我们通过关注感知损失来调整GAN来完成此任务。该损失函数组件(也用于Stadia的Style Transfer ML中)使用从单独的卷积神经网络(CNN)提取的特征来计算两幅图像之间的差异,该卷积神经网络先前已对ImageNet数据集中的数百万张照片进行了训练。从CNN的不同层提取特征,并对每个特征施加权重,这会影响特征对最终损耗值的贡献。我们发现这些权重对于确定最终生成的图像是至关重要的。以下是来自GAN的一些示例,这些示例使用不同的感知损失权重进行了训练。

Dino-Bat Chimeras generated using varying perceptual loss weights.

Some of the variation in the images above is due to the fact that the dataset includes multiple textures for each creature (for example, a reddish or grayish version of the bat). However, ignoring the coloration, many differences are directly tied to changes in perceptual loss values. In particular, we found that certain values brought out sharper facial features (e.g., bottom right vs. top right) or “smooth” versus “patterned” (top right vs. bottom left) that made generated creatures feel more real.

Here are some creatures generated from the GAN trained with different perceptual loss weights, showing off a small sample of the outputs and poses that the model can handle.



Creatures generated using different models.
A generated chimera (Dino-Bat-Hyena, to be exact) created using the conditional GAN. Output from the GAN (left) and the post-processed / composited card (right).

Chimera Painter
The trained GAN is now available in the Chimera Painter demo, allowing artists to work iteratively with the model, rather than drawing dozens of similar creatures from scratch. An artist can select a starting point and then adjust the shape, type, or placement of creature parts, enabling rapid exploration and for the creation of a large volume of images. The demo also allows for uploading a creature outline created in an external program, like Photoshop. Simply download one of the preset creature outlines to get the colors needed for each creature part and use this as a template for drawing one outside of Chimera Painter, and then use the “Load’ button on the demo to use this outline to flesh out your creation.

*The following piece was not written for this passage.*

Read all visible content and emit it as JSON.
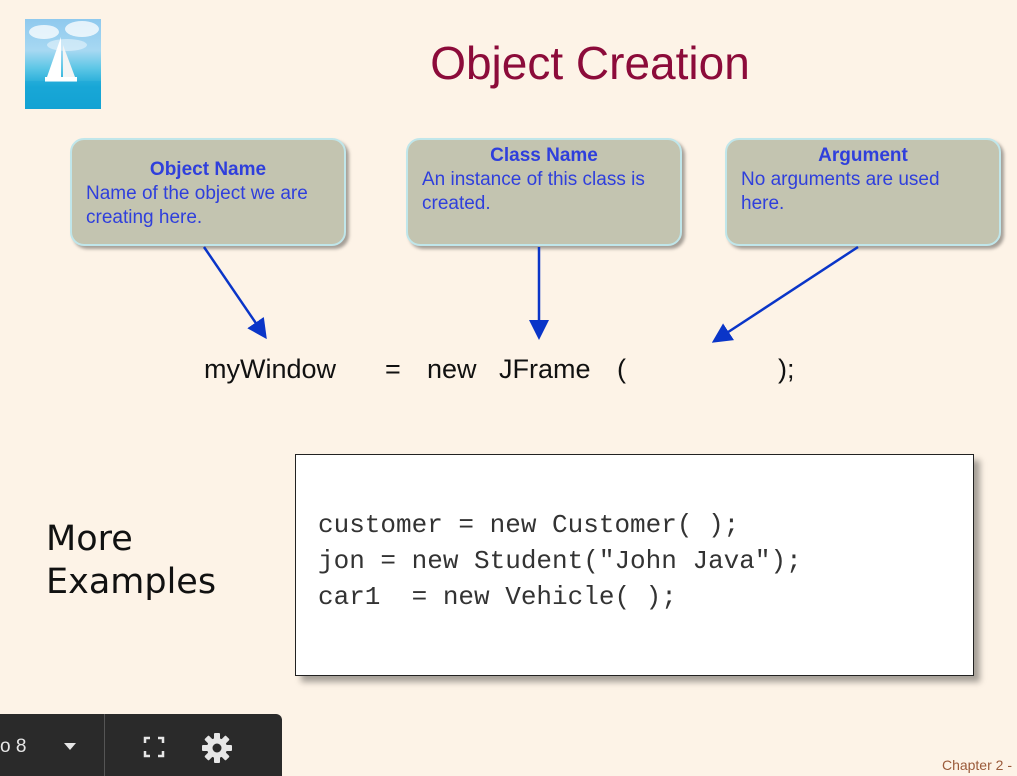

It is our hope that these GAN models and the Chimera Painter demonstration tool might inspire others to think differently about their art pipeline. What can one create when using machine learning as a paintbrush?
Chimera Painter
现在可以在Chimera Painter演示中使用经过训练的GAN ,允许艺术家迭代使用该模型,而不必从头开始绘制数十种相似的生物。艺术家可以选择一个起点,然后调整生物零件的形状,类型或位置,从而可以快速探索并创建大量图像。该演示还允许上传在外部程序(如Photoshop)中创建的生物轮廓。只需下载预设的生物轮廓之一以获得每个生物部分所需的颜色,并将其用作在Chimera Painter外部绘制一个的模板,然后使用演示中的“加载”按钮使用该轮廓充实您的创建。

我们希望这些GAN模型和Chimera Painter演示工具可以激发其他人对他们的艺术创作思路有所不同。使用机器学习作为画笔时,可以创建什么?

This project is conducted in collaboration with many people. Thanks to Ryan Poplin, Lee Dotson, Trung Le, Monica Dinculescu, Marc Destefano, Aaron Cammarata, Maggie Oh, Richard Wu, Ji Hun Kim, Erin Hoffman-John, and Colin Boswell. Thanks to everyone who pitched in to give hours of art direction, technical feedback, and drawings of fantastic creatures.

此项目是与许多人合作进行的。感谢Ryan Poplin,Lee Dotson,Trung Le,Monica Dinculescu,Marc Destefano,Aaron Cammarata,Maggie Oh,Richard Wu,Ji Hun Kim,Eri​​n Hoffman-John和Colin Boswell。感谢所有参与其中的人,他们提供了数小时的艺术指导,技术反馈以及奇幻生物的绘画。